Leucine can stimulate insulin secretion through two different mechanisms, both leading to increased mitochondrial metabolism: (1) Allosteric activation of GDH and (2) Deamination of leucine to α-ketoisocaproate (αKIC) followed by entry into the TCA cycle via acetyl-CoA [121, 132, 133]. However, leucine-induced insulin secretion is inhibited in the presence of high glucose concentrations due to allosteric inhibitory effects of GTP and ATP on the activity of GDH. Thus, GDH flux towards oxidative deamination of glutamate to aKG is inhibited at elevated glucose concentrations [134, 135] (see also glutamine paragraph). Interestingly, patients with hyperinsulinism (increased insulin secretion rates) were shown to have mutations in the inhibitory allosteric GTP-binding site of GDH.

Affected patients are more responsive to leucine and develop hypoglycaemia [135-137].

L-glutamate

The role of glutamate in insulin secretion is debated. Extracellular and intracellular messenger functions have been proposed for this amino acid. The participation of glutamate in metabolism secretion coupling will be discussed in chapter 1.8.3.

L-alanine

Evidence suggests that L-alanine promotes insulin secretion in clonal β-cells and islets at basal glucose concentrations by a mechanism requiring oxidative metabolism [120]. This stimulatory effect was caused by electrogenic Na⁺ co-transport, followed by membrane depolarization, generation of Ca²⁺ spike potentials and an increase in [Ca²⁺]i [138, 139].

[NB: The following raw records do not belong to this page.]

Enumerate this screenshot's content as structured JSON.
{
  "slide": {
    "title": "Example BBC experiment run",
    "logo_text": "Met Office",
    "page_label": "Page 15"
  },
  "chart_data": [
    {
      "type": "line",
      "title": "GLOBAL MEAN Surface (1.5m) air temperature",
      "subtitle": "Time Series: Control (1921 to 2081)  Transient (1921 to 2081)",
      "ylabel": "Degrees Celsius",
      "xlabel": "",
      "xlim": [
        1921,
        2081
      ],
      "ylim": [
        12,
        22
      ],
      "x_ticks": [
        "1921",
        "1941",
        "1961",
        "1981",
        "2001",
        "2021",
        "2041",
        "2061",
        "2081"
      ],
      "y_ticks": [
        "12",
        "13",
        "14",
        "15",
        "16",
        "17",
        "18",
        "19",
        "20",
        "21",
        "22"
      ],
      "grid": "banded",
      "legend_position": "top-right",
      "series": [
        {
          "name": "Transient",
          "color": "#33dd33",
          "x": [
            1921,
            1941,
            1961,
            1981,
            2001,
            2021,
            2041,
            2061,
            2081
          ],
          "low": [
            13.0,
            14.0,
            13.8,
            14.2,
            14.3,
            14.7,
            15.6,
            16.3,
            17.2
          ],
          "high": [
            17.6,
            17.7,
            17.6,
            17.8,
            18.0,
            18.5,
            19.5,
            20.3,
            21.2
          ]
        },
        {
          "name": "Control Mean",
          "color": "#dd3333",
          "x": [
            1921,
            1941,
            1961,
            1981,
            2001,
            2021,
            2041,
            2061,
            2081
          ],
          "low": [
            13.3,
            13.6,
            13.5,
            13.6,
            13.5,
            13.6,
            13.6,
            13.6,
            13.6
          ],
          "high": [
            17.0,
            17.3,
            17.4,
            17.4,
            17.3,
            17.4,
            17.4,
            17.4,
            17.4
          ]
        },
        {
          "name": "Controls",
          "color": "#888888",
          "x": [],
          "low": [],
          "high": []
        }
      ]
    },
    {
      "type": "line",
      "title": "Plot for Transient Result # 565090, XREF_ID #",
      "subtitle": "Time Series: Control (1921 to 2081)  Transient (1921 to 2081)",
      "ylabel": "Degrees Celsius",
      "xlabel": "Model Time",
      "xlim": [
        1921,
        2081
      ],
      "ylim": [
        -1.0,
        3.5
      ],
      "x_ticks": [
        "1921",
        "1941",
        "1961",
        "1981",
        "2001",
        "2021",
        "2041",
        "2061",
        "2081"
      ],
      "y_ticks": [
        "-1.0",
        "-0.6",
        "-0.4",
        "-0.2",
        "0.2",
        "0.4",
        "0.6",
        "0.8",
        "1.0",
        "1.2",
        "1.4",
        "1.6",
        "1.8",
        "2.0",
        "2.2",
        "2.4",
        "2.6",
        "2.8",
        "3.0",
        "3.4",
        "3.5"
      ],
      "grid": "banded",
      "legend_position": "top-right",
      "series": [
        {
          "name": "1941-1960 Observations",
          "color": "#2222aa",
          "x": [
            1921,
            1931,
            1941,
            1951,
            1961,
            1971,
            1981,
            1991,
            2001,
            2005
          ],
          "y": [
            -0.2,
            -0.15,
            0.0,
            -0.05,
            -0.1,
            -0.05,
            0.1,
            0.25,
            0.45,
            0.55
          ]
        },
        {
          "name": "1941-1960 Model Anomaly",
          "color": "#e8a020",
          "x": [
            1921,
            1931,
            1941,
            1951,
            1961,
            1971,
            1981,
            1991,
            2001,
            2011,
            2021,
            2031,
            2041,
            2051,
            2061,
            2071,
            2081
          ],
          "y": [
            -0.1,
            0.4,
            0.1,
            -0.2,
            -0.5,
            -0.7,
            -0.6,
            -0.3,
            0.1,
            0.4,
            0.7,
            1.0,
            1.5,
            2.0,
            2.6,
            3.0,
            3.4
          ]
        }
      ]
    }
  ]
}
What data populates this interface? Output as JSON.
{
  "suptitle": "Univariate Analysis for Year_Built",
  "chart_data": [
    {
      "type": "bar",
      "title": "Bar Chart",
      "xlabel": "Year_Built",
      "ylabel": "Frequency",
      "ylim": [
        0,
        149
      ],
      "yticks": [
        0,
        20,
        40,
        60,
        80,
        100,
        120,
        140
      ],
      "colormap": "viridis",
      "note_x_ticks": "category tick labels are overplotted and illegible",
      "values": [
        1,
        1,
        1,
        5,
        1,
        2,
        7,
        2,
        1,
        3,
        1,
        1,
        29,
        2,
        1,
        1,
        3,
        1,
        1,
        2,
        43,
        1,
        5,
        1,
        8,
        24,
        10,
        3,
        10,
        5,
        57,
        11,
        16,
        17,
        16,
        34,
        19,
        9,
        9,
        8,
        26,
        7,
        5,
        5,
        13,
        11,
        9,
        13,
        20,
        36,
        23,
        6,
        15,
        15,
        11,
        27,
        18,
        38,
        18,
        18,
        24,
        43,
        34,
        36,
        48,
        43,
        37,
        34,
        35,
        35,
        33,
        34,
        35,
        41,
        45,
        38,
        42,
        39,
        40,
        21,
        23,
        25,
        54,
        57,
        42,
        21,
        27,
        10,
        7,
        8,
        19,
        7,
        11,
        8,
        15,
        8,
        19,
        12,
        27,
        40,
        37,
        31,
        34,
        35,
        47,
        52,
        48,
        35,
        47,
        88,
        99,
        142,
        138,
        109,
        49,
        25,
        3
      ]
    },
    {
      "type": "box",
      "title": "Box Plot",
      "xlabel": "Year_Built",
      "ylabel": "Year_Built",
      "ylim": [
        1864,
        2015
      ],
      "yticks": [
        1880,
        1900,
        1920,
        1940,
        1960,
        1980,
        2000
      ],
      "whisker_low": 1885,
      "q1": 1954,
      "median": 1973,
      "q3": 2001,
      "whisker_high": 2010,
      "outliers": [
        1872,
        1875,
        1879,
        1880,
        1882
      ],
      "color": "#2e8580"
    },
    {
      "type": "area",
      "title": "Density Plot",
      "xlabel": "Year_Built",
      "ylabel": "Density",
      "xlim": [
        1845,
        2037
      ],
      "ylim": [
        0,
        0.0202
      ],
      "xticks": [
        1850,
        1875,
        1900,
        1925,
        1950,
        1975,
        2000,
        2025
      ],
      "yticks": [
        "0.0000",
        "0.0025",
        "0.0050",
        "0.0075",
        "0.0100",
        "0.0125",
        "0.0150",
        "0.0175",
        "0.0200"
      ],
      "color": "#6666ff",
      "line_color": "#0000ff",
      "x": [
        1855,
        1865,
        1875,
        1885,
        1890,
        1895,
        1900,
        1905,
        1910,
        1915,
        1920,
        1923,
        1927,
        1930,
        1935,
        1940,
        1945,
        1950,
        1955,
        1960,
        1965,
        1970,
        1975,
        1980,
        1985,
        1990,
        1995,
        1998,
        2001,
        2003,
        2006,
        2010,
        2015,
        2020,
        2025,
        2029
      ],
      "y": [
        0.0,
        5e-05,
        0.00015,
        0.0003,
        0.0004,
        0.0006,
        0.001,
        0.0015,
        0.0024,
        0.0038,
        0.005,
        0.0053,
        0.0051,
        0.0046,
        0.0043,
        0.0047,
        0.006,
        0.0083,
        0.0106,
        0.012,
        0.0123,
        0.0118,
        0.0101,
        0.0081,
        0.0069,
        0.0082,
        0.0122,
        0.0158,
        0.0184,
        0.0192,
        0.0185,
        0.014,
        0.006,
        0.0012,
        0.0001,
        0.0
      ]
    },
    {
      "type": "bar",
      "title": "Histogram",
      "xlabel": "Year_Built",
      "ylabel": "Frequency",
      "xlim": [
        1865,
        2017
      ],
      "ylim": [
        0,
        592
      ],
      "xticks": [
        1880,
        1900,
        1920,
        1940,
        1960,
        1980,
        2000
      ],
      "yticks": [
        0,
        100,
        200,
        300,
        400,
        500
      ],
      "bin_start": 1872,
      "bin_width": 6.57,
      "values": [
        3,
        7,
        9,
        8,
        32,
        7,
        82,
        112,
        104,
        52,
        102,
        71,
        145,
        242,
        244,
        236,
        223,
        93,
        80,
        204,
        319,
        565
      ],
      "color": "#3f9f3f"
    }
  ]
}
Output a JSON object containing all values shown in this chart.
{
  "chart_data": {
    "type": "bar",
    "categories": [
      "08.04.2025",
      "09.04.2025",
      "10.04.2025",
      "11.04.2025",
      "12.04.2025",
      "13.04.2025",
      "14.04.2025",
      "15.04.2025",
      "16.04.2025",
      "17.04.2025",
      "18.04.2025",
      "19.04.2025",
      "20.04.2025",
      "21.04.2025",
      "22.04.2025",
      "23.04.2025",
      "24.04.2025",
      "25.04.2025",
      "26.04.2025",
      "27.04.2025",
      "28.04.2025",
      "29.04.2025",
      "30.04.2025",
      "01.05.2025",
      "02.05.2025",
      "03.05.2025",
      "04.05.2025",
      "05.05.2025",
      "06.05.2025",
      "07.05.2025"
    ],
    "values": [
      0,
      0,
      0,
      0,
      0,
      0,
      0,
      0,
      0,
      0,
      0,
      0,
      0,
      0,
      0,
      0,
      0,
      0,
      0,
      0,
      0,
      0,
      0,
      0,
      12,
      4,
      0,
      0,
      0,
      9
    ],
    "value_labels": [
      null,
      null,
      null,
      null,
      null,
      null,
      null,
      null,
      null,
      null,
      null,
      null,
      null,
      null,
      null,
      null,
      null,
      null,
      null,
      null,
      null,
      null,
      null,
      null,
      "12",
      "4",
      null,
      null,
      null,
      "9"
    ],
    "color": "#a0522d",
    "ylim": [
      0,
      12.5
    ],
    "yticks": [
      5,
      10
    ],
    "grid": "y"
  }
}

Furthermore, metabolism and oxidation of alanine is important for its insulinotropic effects [140, 141]. It has been demonstrated that alanine is metabolised to glutamate, aspartate and lactate in clonal β-cells [118]. Additonally, alanine stimulates glucose oxidation and thereby insulin secretion. In contrast to clonal cells, alanine is a weak secretagogue in native β-cells.

L-Arginine

The stimulation of insulin secretion in response to this cationic amino acid is caused by membrane depolarization [122, 142-144]. Arginine is transported into the β-cells via the electrogenic transporter mCAT2A. Membrane depolarization, activation of voltage-gated Ca²⁺-channels and Ca²⁺-influx result in stimulated insulin release.

Homocystein

In contrast to the other amino acids, homocystein dose-dependently inhibited insulin secretion at moderate and stimulatory glucose concentrations from clonal β-cells [145].

In the presence of homocystein TCA cycle-dependent glucose metabolism was reduced [146]. Similar effects were observed when insulin release was stimulated with alanine, arginine or α-KIC. Homocystein might play a role in Type 2 diabetes as elevated homocystein levels have been reported in these patients [147].